Sample Banking for Future Clinical Research

Nov 11, 2013

You can find the full article version of this blog here.

Sample banking for future clinical research provides the pharmaceutical industry with new opportunities to obtain biological sample collections.  

However, several considerations, issues and challenges come into play.  

Regulatory Considerations

Country-related and global regulatory efforts are currently ongoing to harmonize the regulations governing sample banking for future clinical research.

ICH published guidance documents to harmonize standards between Europe, Japan and the USA.
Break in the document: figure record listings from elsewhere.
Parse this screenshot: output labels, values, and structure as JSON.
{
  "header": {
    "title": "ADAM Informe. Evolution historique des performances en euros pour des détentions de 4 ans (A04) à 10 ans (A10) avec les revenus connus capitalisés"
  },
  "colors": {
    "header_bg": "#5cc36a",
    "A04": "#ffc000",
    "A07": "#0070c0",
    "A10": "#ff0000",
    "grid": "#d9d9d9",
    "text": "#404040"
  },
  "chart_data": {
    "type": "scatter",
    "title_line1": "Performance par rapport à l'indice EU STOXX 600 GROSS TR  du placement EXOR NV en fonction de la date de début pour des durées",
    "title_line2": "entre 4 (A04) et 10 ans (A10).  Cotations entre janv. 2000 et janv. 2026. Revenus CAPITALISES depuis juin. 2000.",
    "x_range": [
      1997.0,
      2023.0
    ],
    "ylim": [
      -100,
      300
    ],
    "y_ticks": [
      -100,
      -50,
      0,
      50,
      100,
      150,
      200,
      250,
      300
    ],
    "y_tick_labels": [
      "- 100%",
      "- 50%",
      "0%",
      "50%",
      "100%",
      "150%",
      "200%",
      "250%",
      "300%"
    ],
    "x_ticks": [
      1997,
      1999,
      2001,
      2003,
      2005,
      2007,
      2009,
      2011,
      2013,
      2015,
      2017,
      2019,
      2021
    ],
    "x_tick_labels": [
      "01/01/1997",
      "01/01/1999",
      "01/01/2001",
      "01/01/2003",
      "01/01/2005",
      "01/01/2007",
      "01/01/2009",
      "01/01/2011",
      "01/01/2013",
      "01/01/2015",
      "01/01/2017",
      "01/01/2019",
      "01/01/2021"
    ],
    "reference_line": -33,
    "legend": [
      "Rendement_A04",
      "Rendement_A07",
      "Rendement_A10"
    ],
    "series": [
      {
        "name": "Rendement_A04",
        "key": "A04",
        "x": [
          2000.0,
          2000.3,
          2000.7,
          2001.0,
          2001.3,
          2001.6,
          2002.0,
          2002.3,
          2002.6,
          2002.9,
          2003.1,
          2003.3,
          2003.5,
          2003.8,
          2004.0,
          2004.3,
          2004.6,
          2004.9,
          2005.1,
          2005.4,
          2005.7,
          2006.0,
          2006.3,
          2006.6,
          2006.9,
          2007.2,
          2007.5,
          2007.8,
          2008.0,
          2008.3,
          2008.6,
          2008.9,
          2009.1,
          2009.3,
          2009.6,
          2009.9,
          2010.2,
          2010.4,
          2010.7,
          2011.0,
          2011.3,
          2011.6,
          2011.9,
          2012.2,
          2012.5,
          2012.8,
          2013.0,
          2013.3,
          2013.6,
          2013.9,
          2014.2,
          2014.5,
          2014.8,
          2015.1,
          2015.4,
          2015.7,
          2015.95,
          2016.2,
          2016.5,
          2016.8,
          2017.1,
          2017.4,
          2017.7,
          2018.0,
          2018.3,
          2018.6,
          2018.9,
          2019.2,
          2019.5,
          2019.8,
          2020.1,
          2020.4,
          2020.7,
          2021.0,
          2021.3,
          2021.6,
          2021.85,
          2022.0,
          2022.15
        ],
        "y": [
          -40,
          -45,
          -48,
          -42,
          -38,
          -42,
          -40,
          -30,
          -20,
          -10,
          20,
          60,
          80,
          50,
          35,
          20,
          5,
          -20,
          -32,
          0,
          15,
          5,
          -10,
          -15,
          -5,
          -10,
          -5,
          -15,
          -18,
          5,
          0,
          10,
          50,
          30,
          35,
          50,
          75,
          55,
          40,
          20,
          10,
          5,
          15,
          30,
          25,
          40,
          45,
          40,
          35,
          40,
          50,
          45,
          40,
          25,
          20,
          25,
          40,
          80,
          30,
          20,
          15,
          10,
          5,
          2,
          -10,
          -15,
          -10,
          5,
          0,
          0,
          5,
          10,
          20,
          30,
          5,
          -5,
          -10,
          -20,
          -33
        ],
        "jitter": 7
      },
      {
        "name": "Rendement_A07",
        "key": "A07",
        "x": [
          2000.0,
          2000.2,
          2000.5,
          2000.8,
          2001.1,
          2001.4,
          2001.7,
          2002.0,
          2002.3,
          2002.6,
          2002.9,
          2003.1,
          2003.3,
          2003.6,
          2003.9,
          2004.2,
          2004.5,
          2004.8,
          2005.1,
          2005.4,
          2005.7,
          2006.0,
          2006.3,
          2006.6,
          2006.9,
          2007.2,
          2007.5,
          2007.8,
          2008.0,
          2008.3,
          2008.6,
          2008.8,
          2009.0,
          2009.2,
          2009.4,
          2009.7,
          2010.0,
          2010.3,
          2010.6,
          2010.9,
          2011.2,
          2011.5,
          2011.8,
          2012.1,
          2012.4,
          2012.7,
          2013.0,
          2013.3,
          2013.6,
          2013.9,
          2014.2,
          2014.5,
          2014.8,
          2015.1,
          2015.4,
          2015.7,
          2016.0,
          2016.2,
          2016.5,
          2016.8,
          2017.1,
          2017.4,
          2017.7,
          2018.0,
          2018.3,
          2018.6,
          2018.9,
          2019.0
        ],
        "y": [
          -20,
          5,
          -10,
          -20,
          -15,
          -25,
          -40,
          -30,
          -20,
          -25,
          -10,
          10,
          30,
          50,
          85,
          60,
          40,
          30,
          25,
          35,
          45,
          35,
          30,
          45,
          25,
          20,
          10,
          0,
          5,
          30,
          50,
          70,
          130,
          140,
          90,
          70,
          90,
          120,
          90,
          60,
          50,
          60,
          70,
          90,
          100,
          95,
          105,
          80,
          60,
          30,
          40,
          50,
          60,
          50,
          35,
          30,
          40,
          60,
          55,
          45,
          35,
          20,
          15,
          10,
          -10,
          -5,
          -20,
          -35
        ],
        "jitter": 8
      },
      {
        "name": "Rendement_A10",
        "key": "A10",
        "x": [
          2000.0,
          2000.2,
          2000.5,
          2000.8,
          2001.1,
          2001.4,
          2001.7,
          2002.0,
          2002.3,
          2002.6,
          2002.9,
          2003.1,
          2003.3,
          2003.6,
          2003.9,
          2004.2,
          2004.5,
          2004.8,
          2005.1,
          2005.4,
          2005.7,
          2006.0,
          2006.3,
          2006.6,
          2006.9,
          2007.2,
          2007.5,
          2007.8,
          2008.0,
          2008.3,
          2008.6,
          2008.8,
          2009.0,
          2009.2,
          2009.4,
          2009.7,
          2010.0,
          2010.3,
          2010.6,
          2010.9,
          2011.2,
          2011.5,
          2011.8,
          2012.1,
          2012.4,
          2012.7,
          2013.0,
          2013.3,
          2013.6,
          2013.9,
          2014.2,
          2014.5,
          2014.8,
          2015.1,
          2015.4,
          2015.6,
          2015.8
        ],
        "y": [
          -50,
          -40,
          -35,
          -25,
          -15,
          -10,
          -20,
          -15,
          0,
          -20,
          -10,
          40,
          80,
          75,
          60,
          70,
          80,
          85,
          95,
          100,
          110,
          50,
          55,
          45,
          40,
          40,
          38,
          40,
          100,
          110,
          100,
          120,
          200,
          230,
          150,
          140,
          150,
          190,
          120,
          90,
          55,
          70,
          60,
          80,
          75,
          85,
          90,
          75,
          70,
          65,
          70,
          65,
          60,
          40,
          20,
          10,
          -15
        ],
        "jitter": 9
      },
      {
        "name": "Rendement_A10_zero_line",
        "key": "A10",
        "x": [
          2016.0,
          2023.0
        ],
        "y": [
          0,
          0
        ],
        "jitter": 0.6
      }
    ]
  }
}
Europe issued a proposal for new guidelines for data protection and privacy released in early 2012, which will take effect in 2016.

Japan issued a guidance outlining the general principles of pharmacogenomics in clinical trials and supporting the collection of future use samples. In 2008.

In the US, the FDA issued a draft guidance on January 2013. The “Modifications of the HIPAA Privacy, Security, Enforcement, and Breach Notification Rules under the HITECH Act” became effective on March 26, 2013. On July 2011, HHS issued an Advanced Notice of Proposed Rulemaking relating to the Common Rule.

Operational Considerations

Operational considerations relate to accreditation and managing the process of sample procurement, storage, and de-identification.  

Case Studies

To make the most of sample banking, collaborations have formed.

Indiana University, Purdue University and the University Of Notre Dame CTSI have formed the Indiana Clinical and Translational Institute (CTSI). CTSI offers investigators a “one-stop” platform to request samples.  

RUCDR Infinite Biologics and BioStorage Technologies, Inc. have formed the Bioprocessing Solutions Alliance for the delivery of sample bioprocessing and biobanking solutions.

Ongoing Efforts

Several national and international groups have emerged to address issues of global sample collection for future clinical research.